Sytuacja związana z zagrożeniem koronawirusem wpłynęła na działanie wymiaru sprawiedliwości. Sądy odwołują rozprawy, ograniczają funkcjonowanie wydziałów i szykują się na zmiany przygotowane przez Ministerstwo Sprawiedliwości. Niektóre czynności są jednak nadal wykonywane. Dla przykładu do kancelarii z Grupy Kapitałowej VOTUM wpłynął dzisiaj nakaz zapłaty p-ko Bank BPH SA. Na jego mocy, bank ma zapłacić na rzecz Frankowiczów blisko 40 000,00zł wraz z odsetkami i kosztami.

{button}

Sądy odwołują rozprawy – czy wszystkie?

Oczywiście niemal wszystkie sądy odwołują rozprawy i posiedzenia oraz inne czynności z udziałem stron. Natomiast nadal rozpatrywane są sprawy niecierpiące zwłoki. Dotyczą one m.in. wniosków o tymczasowy areszt, rozpraw z tytułu roszczeń pracowniczych, czy spraw rodzinno-opiekuńczych. Ograniczona do minimum została również działalność Biur Obsługi Interesantów. Pomimo mniejszej obsady kadrowej w sekretariatach, wysyłają one korespondencję, o czym świadczy niniejszy nakaz.

Jakich roszczeń dochodzili Frankowicze?

Postępowanie w przedmiotowej sprawie dotyczyło roszczeń Frankowiczów skierowanych p-ko Bank BPH SA (dawniej GE Money Bank SA). Kredytobiorcy zaciągnęli w lipcu 2008 r. kredyt hipoteczny dla osób fizycznych waloryzowany kursem franka szwajcarskiego na zakup lokalu mieszkalnego. Z uwagi na zastosowany w umowie kredytowej mechanizm indeksacji kapitału do kursu CHF, pomimo regularnej spłaty kredytu saldo zadłużenia nie malało. Dlatego Frankowicze zdecydowali się na dochodzenie roszczeń z tytułu nadpłaconych rat kredytowych. Zakwestionowali również pobieranie przez bank opłaty manipulacyjnej, czyli składek ubezpieczenia niskiego wkładu własnego.

Kredytobiorcy reprezentowani przez kancelarię z Grupy Kapitałowej VOTUM oparli swoje roszczenia na twierdzeniu, że klauzule zastosowane przez bank powinny zostać uznane za niedozwolone postanowienia umowne. Tym samym od początku nie powinny ich wiązać, gdyż nie zostały z nim indywidualnie ustalone, tylko narzucone przez bank jako stronę zobowiązania. 

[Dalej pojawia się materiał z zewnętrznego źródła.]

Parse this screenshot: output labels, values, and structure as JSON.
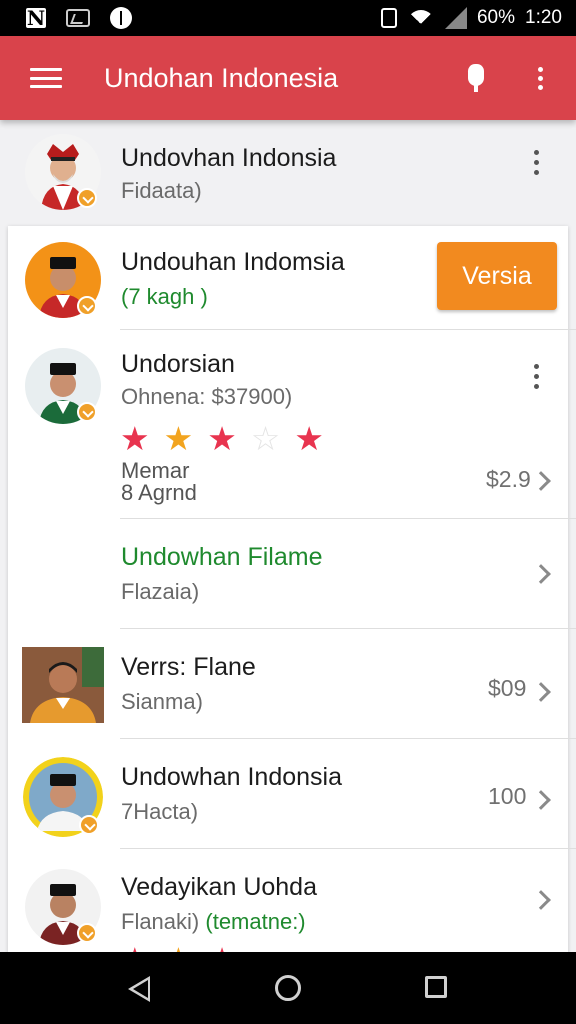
{
  "status_bar": {
    "battery": "60%",
    "time": "1:20"
  },
  "app_bar": {
    "title": "Undohan Indonesia"
  },
  "items": [
    {
      "title": "Undovhan Indonsia",
      "subtitle": "Fidaata)"
    },
    {
      "title": "Undouhan Indomsia",
      "subtitle": "(7 kagh )",
      "action_label": "Versia"
    },
    {
      "title": "Undorsian",
      "subtitle": "Ohnena: $37900)",
      "rating": 4,
      "rating_max": 5,
      "meta_line1": "Memar",
      "meta_line2": "8 Agrnd",
      "price": "$2.9"
    },
    {
      "title": "Undowhan Filame",
      "subtitle": "Flazaia)"
    },
    {
      "title": "Verrs: Flane",
      "subtitle": "Sianma)",
      "price": "$09"
    },
    {
      "title": "Undowhan Indonsia",
      "subtitle": "7Hacta)",
      "price": "100"
    },
    {
      "title": "Vedayikan Uohda",
      "subtitle": "Flanaki)",
      "subtitle_extra": "(tematne:)"
    }
  ],
  "colors": {
    "primary": "#d9434b",
    "accent": "#f28a1f",
    "green": "#1f8a2e",
    "star_red": "#e8344f",
    "star_orange": "#f2a41f"
  }
}
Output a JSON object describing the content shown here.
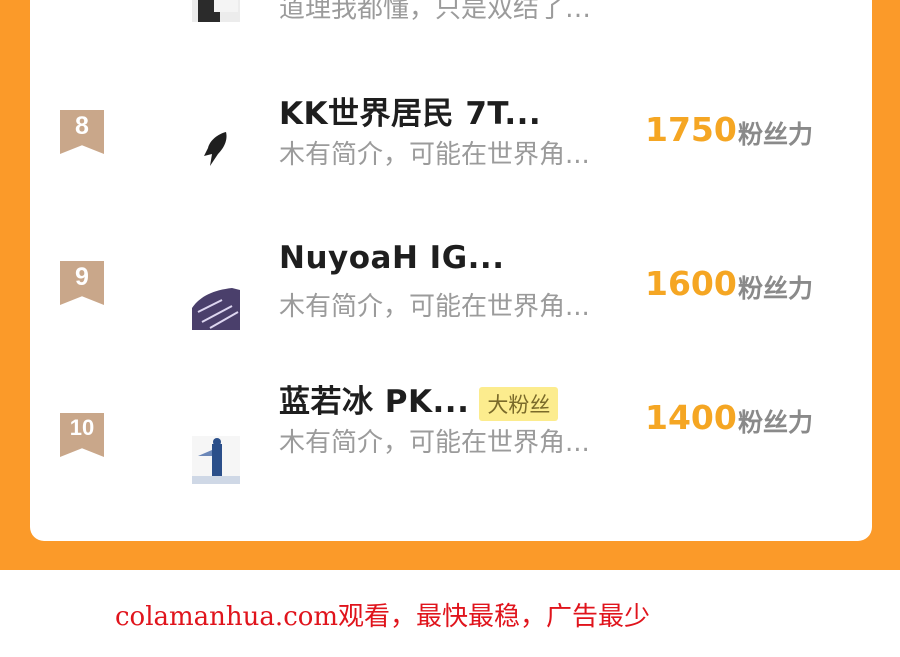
{
  "ranking": {
    "prev_row_desc_fragment": "道理我都懂，只是双结了…",
    "rows": [
      {
        "rank": "8",
        "name": "KK世界居民  7T...",
        "badge": "",
        "desc": "木有简介，可能在世界角...",
        "score": "1750",
        "unit": "粉丝力"
      },
      {
        "rank": "9",
        "name": "NuyoaH  IG...",
        "badge": "",
        "desc": "木有简介，可能在世界角...",
        "score": "1600",
        "unit": "粉丝力"
      },
      {
        "rank": "10",
        "name": "蓝若冰  PK...",
        "badge": "大粉丝",
        "desc": "木有简介，可能在世界角...",
        "score": "1400",
        "unit": "粉丝力"
      }
    ]
  },
  "footer": {
    "watermark": "colamanhua.com观看，最快最稳，广告最少"
  },
  "colors": {
    "frame": "#fb9a29",
    "score": "#f5a623",
    "rank_badge": "#c9a78a",
    "watermark": "#e0141c"
  }
}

Co oznacza dla Frankowiczów nakaz zapłaty?

Pozew wniesiono do Sądu Rejonowego w Tczewie dnia 26 listopada 2019 r. Po rozpoznaniu sprawy na posiedzeniu niejawnym w dniu 23 stycznia 2020 r. sąd wydał nakaz zapłaty w postępowaniu upominawczym. Nakaz wydano z urzędu, co oznacza, że po zapoznaniu się z treścią złożonego powództwa sąd uznał, że roszczenia są oczywiście zasadne, a okoliczności sprawy nie budzą żadnych wątpliwości. Nakaz zapłaty nie jest prawomocny.

Sąd nakazał pozwanemu – Bank BPH SA, aby w ciągu dwóch tygodni od doręczenia nakazu zapłaciła solidarnie na rzecz powodów kwotę:

  • 29 888,17 zł tytułem zwrotu nadpłaconych rat,
  • 9.513,99 zł tytułem zwrotu opłaty manipulacyjnej,
  • 3 434,00zł tytułem zwrotu kosztów procesu.

Warto podkreślić, że to już kolejny nakaz zapłaty uzyskany w 2020 r. dla naszych klientów reprezentowanych w postępowaniu sądowym przez kancelarię z Grupy Kapitałowej Votum. W obliczu wyzwań związanych z zagrożeniem koronawirusem, taki nakaz cieszy podwójnie, gdyż pokazuje, że sądy działają pomimo oczywistych ograniczeń. Jednocześnie zapewniam, że dzięki możliwości pracy zdalnej nasi prawnicy i specjaliści również bez większych przeszkód podejmują czynności na rzecz obsługiwanych klientówinformuje Kacper Jankowski, Prezes Zarządu Votum Robin Lawyers SA.